Salvem os livros, o passado começou.

O dia foi 07 de fevereiro de 2020. O Brasil acordou com a notícia de que, o governador de um dos 26 estados determinou o recolhimento de mais de 43 títulos de obras literárias por considerá-los inapropriados para crianças e adolescentes.

 Poderia ser o começo de um conto de tema pós-apocalíptico e qualidade discutível, mas trata-se de notícia veiculada hoje, demonstrando um ofício elaborado pela secretaria estadual de educação do governo de Rondônia.

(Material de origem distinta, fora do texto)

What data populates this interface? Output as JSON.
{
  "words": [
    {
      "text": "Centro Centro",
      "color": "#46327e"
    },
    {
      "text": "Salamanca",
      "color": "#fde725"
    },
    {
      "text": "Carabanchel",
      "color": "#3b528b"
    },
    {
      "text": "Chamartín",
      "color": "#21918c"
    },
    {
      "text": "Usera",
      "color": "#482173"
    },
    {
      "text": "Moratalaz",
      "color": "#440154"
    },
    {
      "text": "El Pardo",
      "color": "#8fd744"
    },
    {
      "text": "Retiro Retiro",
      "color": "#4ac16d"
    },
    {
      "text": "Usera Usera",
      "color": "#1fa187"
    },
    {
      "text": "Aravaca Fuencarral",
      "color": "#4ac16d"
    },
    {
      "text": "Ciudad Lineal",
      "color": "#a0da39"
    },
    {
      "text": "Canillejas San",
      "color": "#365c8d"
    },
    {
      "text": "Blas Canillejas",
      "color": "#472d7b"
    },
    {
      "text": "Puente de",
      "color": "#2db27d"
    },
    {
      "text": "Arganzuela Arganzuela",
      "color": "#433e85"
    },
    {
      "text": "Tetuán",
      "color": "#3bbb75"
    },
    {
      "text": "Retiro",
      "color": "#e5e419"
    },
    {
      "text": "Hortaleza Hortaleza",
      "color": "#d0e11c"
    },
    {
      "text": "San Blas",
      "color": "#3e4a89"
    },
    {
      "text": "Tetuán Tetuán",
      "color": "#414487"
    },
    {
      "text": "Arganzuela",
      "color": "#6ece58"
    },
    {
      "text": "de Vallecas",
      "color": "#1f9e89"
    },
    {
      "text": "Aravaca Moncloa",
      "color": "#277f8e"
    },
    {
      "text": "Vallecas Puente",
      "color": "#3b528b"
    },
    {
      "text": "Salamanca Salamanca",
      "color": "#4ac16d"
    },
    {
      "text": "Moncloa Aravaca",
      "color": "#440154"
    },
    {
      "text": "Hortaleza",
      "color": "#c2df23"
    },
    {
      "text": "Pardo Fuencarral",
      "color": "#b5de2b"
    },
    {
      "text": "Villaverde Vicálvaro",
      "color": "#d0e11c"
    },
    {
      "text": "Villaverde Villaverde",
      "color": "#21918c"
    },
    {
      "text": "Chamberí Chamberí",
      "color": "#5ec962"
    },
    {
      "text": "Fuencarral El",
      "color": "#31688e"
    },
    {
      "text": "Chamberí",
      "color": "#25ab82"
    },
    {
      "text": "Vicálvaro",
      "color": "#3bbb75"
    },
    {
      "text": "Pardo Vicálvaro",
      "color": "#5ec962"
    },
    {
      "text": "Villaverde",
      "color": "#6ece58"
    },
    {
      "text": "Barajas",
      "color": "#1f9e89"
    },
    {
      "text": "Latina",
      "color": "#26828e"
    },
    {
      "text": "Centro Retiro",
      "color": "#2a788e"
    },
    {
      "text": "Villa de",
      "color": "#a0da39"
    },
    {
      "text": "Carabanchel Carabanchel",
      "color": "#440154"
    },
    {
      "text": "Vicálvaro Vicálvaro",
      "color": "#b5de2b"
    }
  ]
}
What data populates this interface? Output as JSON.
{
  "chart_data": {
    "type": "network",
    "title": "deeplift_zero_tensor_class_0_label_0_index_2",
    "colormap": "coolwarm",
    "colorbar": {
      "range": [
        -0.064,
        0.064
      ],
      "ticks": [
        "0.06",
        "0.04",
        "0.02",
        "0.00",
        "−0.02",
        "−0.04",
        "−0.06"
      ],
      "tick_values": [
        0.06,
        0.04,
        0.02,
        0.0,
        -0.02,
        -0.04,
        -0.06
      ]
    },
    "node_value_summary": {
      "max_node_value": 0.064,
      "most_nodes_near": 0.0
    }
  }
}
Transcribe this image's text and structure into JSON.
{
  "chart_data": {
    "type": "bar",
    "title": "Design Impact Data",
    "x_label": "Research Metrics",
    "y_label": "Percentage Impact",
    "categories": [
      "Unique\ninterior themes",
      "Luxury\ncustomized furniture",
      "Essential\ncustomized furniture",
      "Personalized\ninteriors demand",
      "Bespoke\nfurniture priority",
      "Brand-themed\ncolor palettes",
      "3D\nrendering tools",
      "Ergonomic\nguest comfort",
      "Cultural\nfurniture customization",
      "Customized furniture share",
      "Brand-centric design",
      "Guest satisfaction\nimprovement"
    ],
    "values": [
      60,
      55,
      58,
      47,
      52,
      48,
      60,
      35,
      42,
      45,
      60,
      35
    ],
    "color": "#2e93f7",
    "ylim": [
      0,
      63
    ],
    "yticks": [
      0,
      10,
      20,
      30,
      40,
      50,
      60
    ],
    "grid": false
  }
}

Para além das mais de 4 dezenas de títulos listados para serem recolhidos das escolas públicas sob o burlesco argumento de serem inapropriados à leitura de crianças e adolescentes, ainda existe no documento uma nota que sinaliza a necessidade de recolhimento de todos (isso mesmo, todos) os livros de Rubem Alves.

Aqui temos um ponto de alerta que não se pode ignorar, Rubem Alves, dentre os tantos assuntos sobre os quais escrevia (inclusive conta com inúmeras publicações infantis), abraçava a temática da educação com sensibilidade e afinco.  E, obviamente, em um projeto de deseducação que ostensivamente se executa, por que permitir que um autor assim seja lido?

Emancipação? Liberdade de pensamento? Construção intelectual crítica? Que a onda de moralismo seletivo que acomete o país nos livre, não é mesmo?

O atual governador de Rondônia é o Coronel da Polícia Militar Marcos Rocha, que não considera inapropriado fazer campanha política com as mãos em forma de arma, posto que é claramente um adepto da filosofia da “violência de bem”, que valida um discurso de ódio esteticamente moldado para parecer heroico, próximo a um código de cavalaria medieval, mas que com este em nada se afina na honra ou na ética, mas apenas no excesso de religiosidade, intransigência e gosto pelo sangue.

É incontornável que a tirania sempre perpassa pelo massacre à literatura, já que, por óbvio, como ferramentas de estímulo a criatividade, fantasia, questionamentos e transgressões, os livros se mostram como obstáculos incômodos aos planos de manipulação pasteurizada que o discurso político do ódio normalmente traz.

A literatura é epicêntrica e perturbadora. A partir da exploração da linguagem, da exposição de culturas diversas, da “contação” de histórias, da propositura de novas realidades, acaba por fragilizar o que já não serve, corroborar o que ainda é útil, renovar, reciclar ou expulsar… É um espaço abstrato de acalento e inquietação, de concordância e divergência.

Por isso mesmo, são tantos os episódios em que, para se conseguir o domínio sócio comportamental de determinada comunidade, o primeiro ataque é feito aos livros. A construção do cativeiro conta com o esvaziamento de toda e qualquer ideia de liberdade, pois além dos muros, é preciso que o cativo não compreenda ou construa ele próprio outras possibilidades de vida – e de sociedade.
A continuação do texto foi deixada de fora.